Ad hominem attacks are easy but counterproductive and best ignored

June 12, 2013 by Joshua
in Blog, Freedom, Leadership

I’m following the story of the government spying more closely than most issues and writing about it here because I see it as a failure of leadership in many ways, most importantly that the system seems to be out of control with the person in charge — the President of the United States — exercising little accountability if not outright lying.

Yesterday an opinion piece in the New York Times ignored the issues and attacked the character of the whistle-blower, using malevolent tones to insinuate problems. Today the New Yorker challenged that piece, still respecting the Times writer, as if the piece deserved respect.

I don’t think the piece deserved respect of serious consideration. Instead of addressing it point by point, as the New Yorker did, I just did what he did. I posted the following on a discussion board at Hacker News. While I’ve read the Times writer’s stuff before and seen him on TV, what I wrote really only came from reading his Wikipedia page. I was surprised to see the comments to my post, copied below say how accurate my post was. I guess this ad hominem technique works well, at least rhetorically if not logically. Click the link to the New York Times piece above and see for yourself how similar they came out even though I only glanced at that piece yesterday for a minute — enough to realize it wasn’t worth reading.

Anyone can write what David Brooks wrote, dodging anything of importance about the situation. Here, I’ll do with David Brooks what he did with Snowden — avoiding looking at the situation, slighting someone’s character without knowing anything important. I’ll just work with his Wikipedia page.

Here goes…

David Brooks sounds like an intelligent guy, but if you look at his background you see his true colors. Raised in suburban Philadelphia’s ultra-wealthy Main Line, he started and has never wavered from an ultra-elite, insider status, leading to today living literally inside the Beltway, the quintessential system man, his status-quo “opinions” on every issue a foregone conclusion.

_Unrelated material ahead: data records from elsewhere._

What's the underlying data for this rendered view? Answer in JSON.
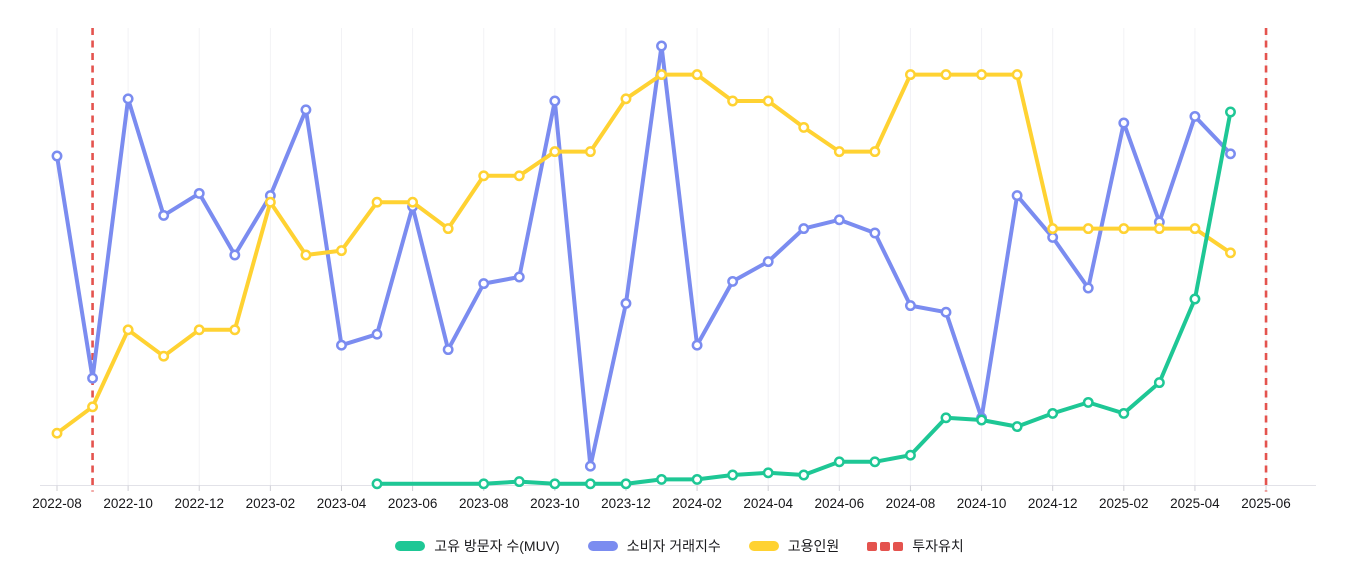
{
  "chart_data": {
    "type": "line",
    "title": "",
    "background": "#ffffff",
    "grid": "vertical-only",
    "gridline_color": "#f2f2f5",
    "axis_line_color": "#e2e2e8",
    "tick_mark_color": "#cfcfd6",
    "legend_position": "bottom-center",
    "y_axis": {
      "visible": false,
      "implied_range": [
        0,
        100
      ]
    },
    "x_tick_labels": [
      "2022-08",
      "2022-10",
      "2022-12",
      "2023-02",
      "2023-04",
      "2023-06",
      "2023-08",
      "2023-10",
      "2023-12",
      "2024-02",
      "2024-04",
      "2024-06",
      "2024-08",
      "2024-10",
      "2024-12",
      "2025-02",
      "2025-04",
      "2025-06"
    ],
    "series": [
      {
        "name": "고유 방문자 수(MUV)",
        "color": "#1ec795",
        "marker": "circle-open",
        "points": [
          [
            "2023-05",
            0.5
          ],
          [
            "2023-08",
            0.5
          ],
          [
            "2023-09",
            1
          ],
          [
            "2023-10",
            0.5
          ],
          [
            "2023-11",
            0.5
          ],
          [
            "2023-12",
            0.5
          ],
          [
            "2024-01",
            1.5
          ],
          [
            "2024-02",
            1.5
          ],
          [
            "2024-03",
            2.5
          ],
          [
            "2024-04",
            3
          ],
          [
            "2024-05",
            2.5
          ],
          [
            "2024-06",
            5.5
          ],
          [
            "2024-07",
            5.5
          ],
          [
            "2024-08",
            7
          ],
          [
            "2024-09",
            15.5
          ],
          [
            "2024-10",
            15
          ],
          [
            "2024-11",
            13.5
          ],
          [
            "2024-12",
            16.5
          ],
          [
            "2025-01",
            19
          ],
          [
            "2025-02",
            16.5
          ],
          [
            "2025-03",
            23.5
          ],
          [
            "2025-04",
            42.5
          ],
          [
            "2025-05",
            85
          ]
        ]
      },
      {
        "name": "소비자 거래지수",
        "color": "#7b8cf0",
        "marker": "circle-open",
        "points": [
          [
            "2022-08",
            75
          ],
          [
            "2022-09",
            24.5
          ],
          [
            "2022-10",
            88
          ],
          [
            "2022-11",
            61.5
          ],
          [
            "2022-12",
            66.5
          ],
          [
            "2023-01",
            52.5
          ],
          [
            "2023-02",
            66
          ],
          [
            "2023-03",
            85.5
          ],
          [
            "2023-04",
            32
          ],
          [
            "2023-05",
            34.5
          ],
          [
            "2023-06",
            63.5
          ],
          [
            "2023-07",
            31
          ],
          [
            "2023-08",
            46
          ],
          [
            "2023-09",
            47.5
          ],
          [
            "2023-10",
            87.5
          ],
          [
            "2023-11",
            4.5
          ],
          [
            "2023-12",
            41.5
          ],
          [
            "2024-01",
            100
          ],
          [
            "2024-02",
            32
          ],
          [
            "2024-03",
            46.5
          ],
          [
            "2024-04",
            51
          ],
          [
            "2024-05",
            58.5
          ],
          [
            "2024-06",
            60.5
          ],
          [
            "2024-07",
            57.5
          ],
          [
            "2024-08",
            41
          ],
          [
            "2024-09",
            39.5
          ],
          [
            "2024-10",
            15.5
          ],
          [
            "2024-11",
            66
          ],
          [
            "2024-12",
            56.5
          ],
          [
            "2025-01",
            45
          ],
          [
            "2025-02",
            82.5
          ],
          [
            "2025-03",
            60
          ],
          [
            "2025-04",
            84
          ],
          [
            "2025-05",
            75.5
          ]
        ]
      },
      {
        "name": "고용인원",
        "color": "#ffd232",
        "marker": "circle-open",
        "points": [
          [
            "2022-08",
            12
          ],
          [
            "2022-09",
            18
          ],
          [
            "2022-10",
            35.5
          ],
          [
            "2022-11",
            29.5
          ],
          [
            "2022-12",
            35.5
          ],
          [
            "2023-01",
            35.5
          ],
          [
            "2023-02",
            64.5
          ],
          [
            "2023-03",
            52.5
          ],
          [
            "2023-04",
            53.5
          ],
          [
            "2023-05",
            64.5
          ],
          [
            "2023-06",
            64.5
          ],
          [
            "2023-07",
            58.5
          ],
          [
            "2023-08",
            70.5
          ],
          [
            "2023-09",
            70.5
          ],
          [
            "2023-10",
            76
          ],
          [
            "2023-11",
            76
          ],
          [
            "2023-12",
            88
          ],
          [
            "2024-01",
            93.5
          ],
          [
            "2024-02",
            93.5
          ],
          [
            "2024-03",
            87.5
          ],
          [
            "2024-04",
            87.5
          ],
          [
            "2024-05",
            81.5
          ],
          [
            "2024-06",
            76
          ],
          [
            "2024-07",
            76
          ],
          [
            "2024-08",
            93.5
          ],
          [
            "2024-09",
            93.5
          ],
          [
            "2024-10",
            93.5
          ],
          [
            "2024-11",
            93.5
          ],
          [
            "2024-12",
            58.5
          ],
          [
            "2025-01",
            58.5
          ],
          [
            "2025-02",
            58.5
          ],
          [
            "2025-03",
            58.5
          ],
          [
            "2025-04",
            58.5
          ],
          [
            "2025-05",
            53
          ]
        ]
      }
    ],
    "events": {
      "name": "투자유치",
      "color": "#e4534e",
      "style": "dashed-vertical",
      "dates": [
        "2022-09",
        "2025-06"
      ]
    }
  }
}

His intelligence sadly belies his consistent conclusion-first-supporting-argument-second reflexive responses. What else would you expect from someone so ingrained in the establishment — Yale, Duke, University of Chicago, Wall Street Journal, New York Times? This man may have never said a single word to someone who didn’t know where their next meal might come from, drizzled with extra-virgin olive oil with a creme fraiche brulee.

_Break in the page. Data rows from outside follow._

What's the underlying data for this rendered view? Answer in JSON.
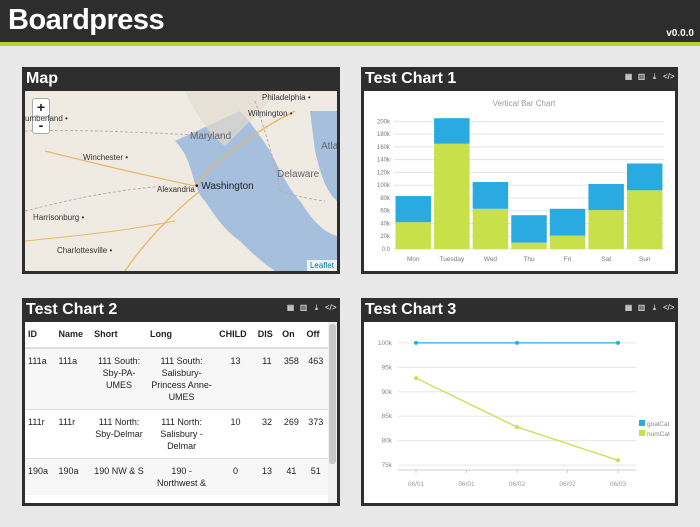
{
  "header": {
    "brand": "Boardpress",
    "version": "v0.0.0"
  },
  "colors": {
    "accent": "#b5d130",
    "series_blue": "#29abe2",
    "series_green": "#c8e04a"
  },
  "panels": {
    "map": {
      "title": "Map"
    },
    "chart1": {
      "title": "Test Chart 1"
    },
    "chart2": {
      "title": "Test Chart 2"
    },
    "chart3": {
      "title": "Test Chart 3"
    }
  },
  "panel_tools": [
    "table-icon",
    "bar-chart-icon",
    "download-icon",
    "code-icon"
  ],
  "map": {
    "zoom_in": "+",
    "zoom_out": "-",
    "attribution": "Leaflet",
    "places": [
      {
        "name": "Philadelphia",
        "type": "city"
      },
      {
        "name": "Wilmington",
        "type": "city"
      },
      {
        "name": "umberland",
        "type": "city"
      },
      {
        "name": "Maryland",
        "type": "region"
      },
      {
        "name": "Winchester",
        "type": "city"
      },
      {
        "name": "Alexandria",
        "type": "city"
      },
      {
        "name": "Washington",
        "type": "capital"
      },
      {
        "name": "Delaware",
        "type": "region"
      },
      {
        "name": "Atla",
        "type": "region"
      },
      {
        "name": "Harrisonburg",
        "type": "city"
      },
      {
        "name": "Charlottesville",
        "type": "city"
      }
    ]
  },
  "chart1_data": {
    "type": "bar",
    "title": "Vertical Bar Chart",
    "categories": [
      "Mon",
      "Tuesday",
      "Wed",
      "Thu",
      "Fri",
      "Sat",
      "Sun"
    ],
    "series": [
      {
        "values": [
          42,
          165,
          63,
          10,
          21,
          61,
          92
        ]
      },
      {
        "values": [
          41,
          40,
          42,
          43,
          42,
          41,
          42
        ]
      }
    ],
    "yticks": [
      "0.0",
      "20k",
      "40k",
      "60k",
      "80k",
      "100k",
      "120k",
      "140k",
      "160k",
      "180k",
      "200k"
    ],
    "ylim": [
      0,
      210
    ]
  },
  "table": {
    "columns": [
      "ID",
      "Name",
      "Short",
      "Long",
      "CHILD",
      "DIS",
      "On",
      "Off"
    ],
    "rows": [
      {
        "id": "111a",
        "name": "111a",
        "short": "111 South: Sby-PA-UMES",
        "long": "111 South: Salisbury-Princess Anne-UMES",
        "child": "13",
        "dis": "11",
        "on": "358",
        "off": "463"
      },
      {
        "id": "111r",
        "name": "111r",
        "short": "111 North: Sby-Delmar",
        "long": "111 North: Salisbury - Delmar",
        "child": "10",
        "dis": "32",
        "on": "269",
        "off": "373"
      },
      {
        "id": "190a",
        "name": "190a",
        "short": "190 NW & S",
        "long": "190 - Northwest &",
        "child": "0",
        "dis": "13",
        "on": "41",
        "off": "51"
      }
    ]
  },
  "chart3_data": {
    "type": "line",
    "x": [
      "06/01",
      "06/01",
      "06/02",
      "06/02",
      "06/03"
    ],
    "yticks": [
      "75k",
      "80k",
      "85k",
      "90k",
      "95k",
      "100k"
    ],
    "ylim": [
      74,
      101
    ],
    "series": [
      {
        "name": "goalCat",
        "color": "#29abe2",
        "x_idx": [
          0,
          2,
          4
        ],
        "values": [
          100,
          100,
          100
        ]
      },
      {
        "name": "numCat",
        "color": "#c8e04a",
        "x_idx": [
          0,
          2,
          4
        ],
        "values": [
          92.8,
          82.8,
          76
        ]
      }
    ]
  }
}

This nation could use discussion of important issues, debate, thoughtful exchange. He delivers rubber stamp answers. We as a nation lose out. While he can’t single-handedly deserve credit for our slide into partisan bickering and bureaucracy, he proudly contributes more than his share. And why not, with lucrative speaking fees and book options paving his way?

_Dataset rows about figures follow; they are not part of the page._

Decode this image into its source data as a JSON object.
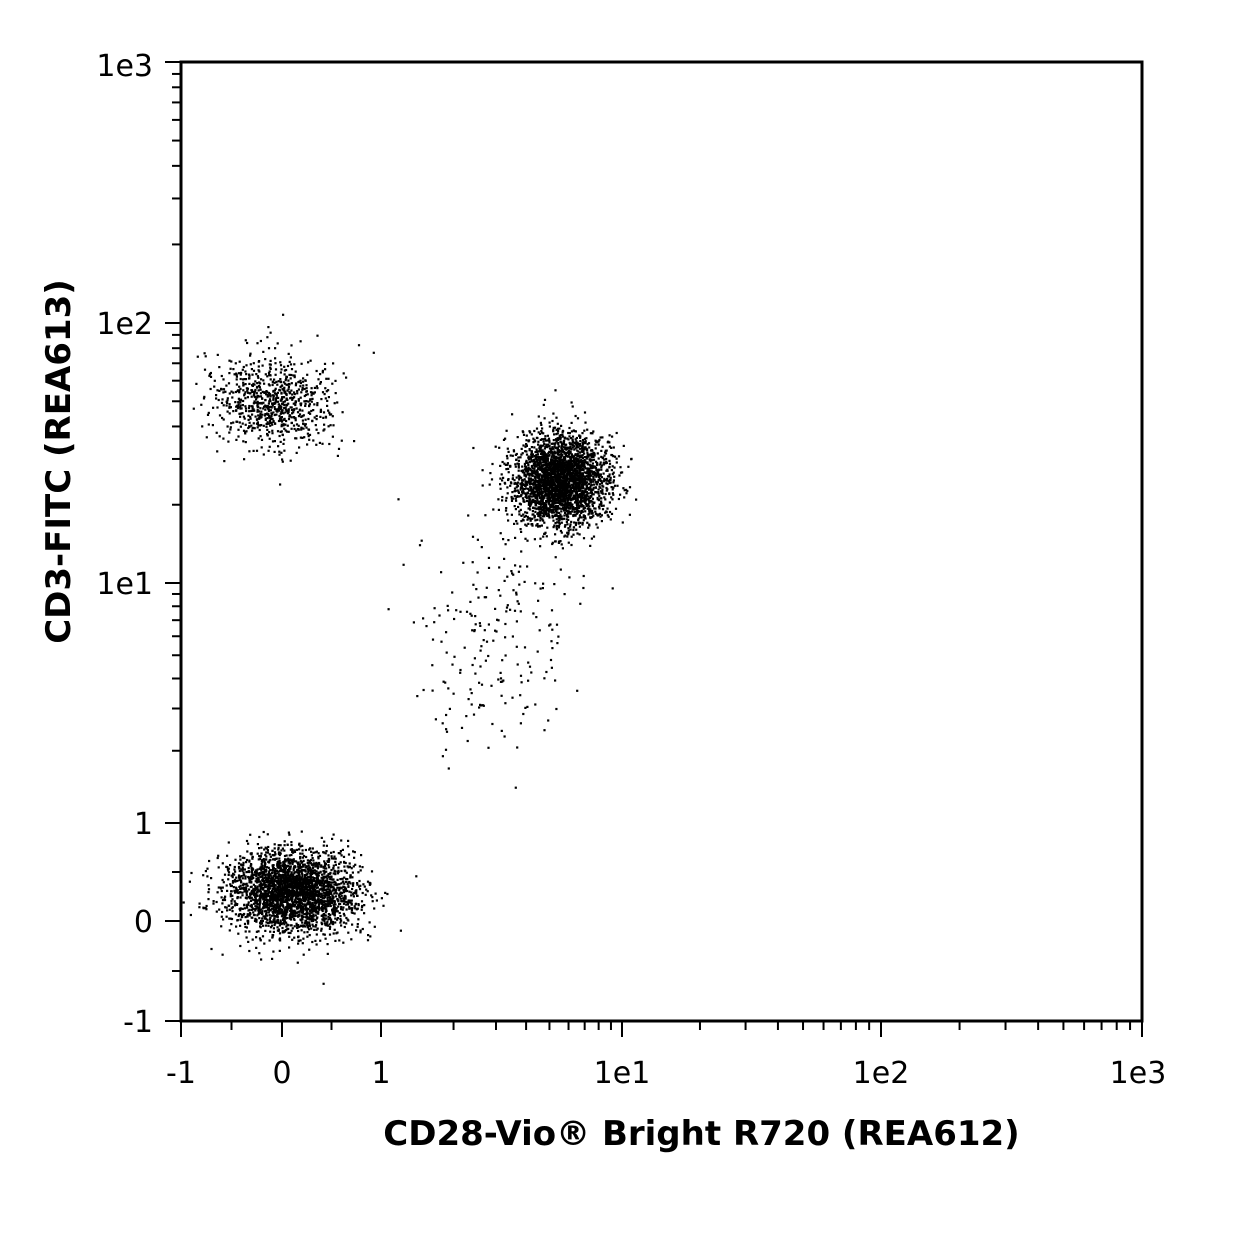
{
  "chart_data": {
    "type": "scatter",
    "subtype": "flow-cytometry-dot-plot",
    "title": "",
    "xlabel": "CD28-Vio® Bright R720 (REA612)",
    "ylabel": "CD3-FITC (REA613)",
    "x_scale": "biexponential",
    "y_scale": "biexponential",
    "xlim": [
      -1,
      1000
    ],
    "ylim": [
      -1,
      1000
    ],
    "x_ticks": [
      {
        "value": -1,
        "label": "-1"
      },
      {
        "value": 0,
        "label": "0"
      },
      {
        "value": 1,
        "label": "1"
      },
      {
        "value": 10,
        "label": "1e1"
      },
      {
        "value": 100,
        "label": "1e2"
      },
      {
        "value": 1000,
        "label": "1e3"
      }
    ],
    "y_ticks": [
      {
        "value": -1,
        "label": "-1"
      },
      {
        "value": 0,
        "label": "0"
      },
      {
        "value": 1,
        "label": "1"
      },
      {
        "value": 10,
        "label": "1e1"
      },
      {
        "value": 100,
        "label": "1e2"
      },
      {
        "value": 1000,
        "label": "1e3"
      }
    ],
    "grid": false,
    "legend": "none",
    "point_color": "#000000",
    "populations": [
      {
        "center_x": 0.1,
        "center_y": 0.3,
        "spread_x": 0.55,
        "spread_y": 0.35,
        "relative_density": 0.42
      },
      {
        "center_x": 5.5,
        "center_y": 25,
        "spread_x": 2.5,
        "spread_y": 10,
        "relative_density": 0.43
      },
      {
        "center_x": -0.1,
        "center_y": 50,
        "spread_x": 0.5,
        "spread_y": 20,
        "relative_density": 0.12
      },
      {
        "center_x": 3,
        "center_y": 6,
        "spread_x": 3,
        "spread_y": 8,
        "relative_density": 0.03
      }
    ]
  }
}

If you want a pundit to unthinkingly deliver a preconceived notion supporting keeping things the way they are, David Brooks is your man. Sadly, if you want thoughtful consideration of complex issues, he’ll stand in the way of whoever would deliver.

—————

There, how was that? Can I have a job as the knee-jerk conservative guy at the New York Times now?

One person responded

I think you’ve actually described David Brooks pretty accurately.

Another responded

Well, that’s a laser accurate description of Brooks, so maybe not the best example…

Yet another:

Cripplingly demonstrative.

I confess I’m flattered even though I was half playing around.